«Ils disent : qu'elle déteste les paresseux, qu'elle chasse les frelons oisifs, qu'elle est propre, qu'elle ne supporte pas la puanteur, qu'elle aime par-dessus tout les bonnes odeurs, mais qu'elle pique les hommes trop parfumés.
«On dit : qu'elles partent au travail ensemble, qu'elles s'endorment ensemble, après que l'une d'entre elles eut fait le tour de la ruche, signalé que tout allait bien, et donné le signe du repos. (…)
«Il se dit enfin : qu'elle a le sens du bien commun, qu'elle est disciplinée, qu'elle a le sens de l'économie, qu'elle chasse les prodigues, les paresseuses, les lâches, qu'elle est sociable, que, comme l'aigle, elle n'aime pas la solitude. (…)

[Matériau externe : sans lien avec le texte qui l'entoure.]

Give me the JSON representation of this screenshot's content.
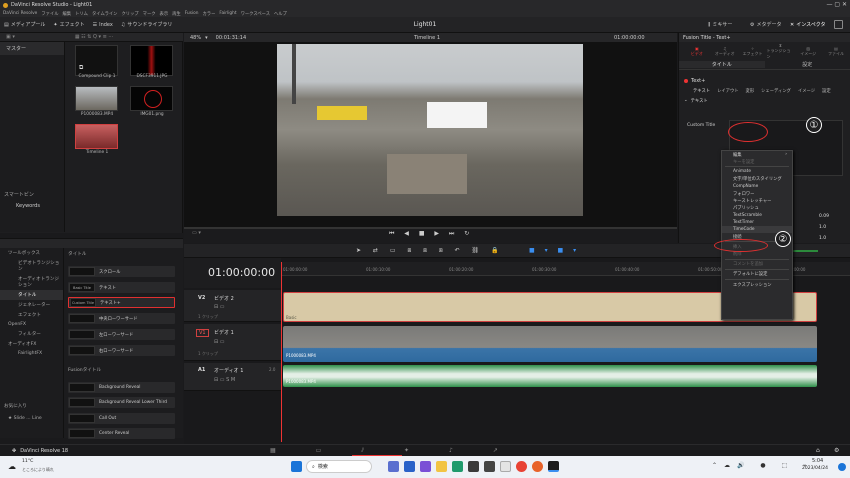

«On dit également : qu'elles sont enchaînées à leur destin, qu'elles y obéissent aveuglément, qu'elles ne savent rien faire d'autre, qu'elles sont liées à la fatalité. (…)
«Le bipède se croit libre, et ne l'est pas; l'abeille se croit libre, et ne l'est pas; le plus libre des deux n'est pas qui l'on croit… (…)
«N'être pas libre n'est rien, savoir qu'on ne l'est pas est pire.
«L'homme est un animal inférieur, car il se croit supérieur.
«L'aveugle abeille porte plus de sagesse que l'homme qui voit, mais qui voit qu'il ne peut rien voir d'autre.
«L'abeille est sagesse, mais ne le sait pas : ce qui est sagesse supérieur.»
Chaque phrase semblait enlacer la statue aux abeilles éclairée de mille jeux de lumières, puis venir lentement chercher les spectateurs, de son bras souple et interminable. À petits coups d'idées, simples ou complexes. «L'abeille nous donne une leçon qu'il faut entendre, comprendre et vivre : le libre arbitre n'existe pas, un élan vital nous pousse à agir comme nous le faisons. L'abeille obéit à ce qui la fait être comme elle est, et il en va de même pour nous», a dit Michel Onfray, à la fin de la représentation.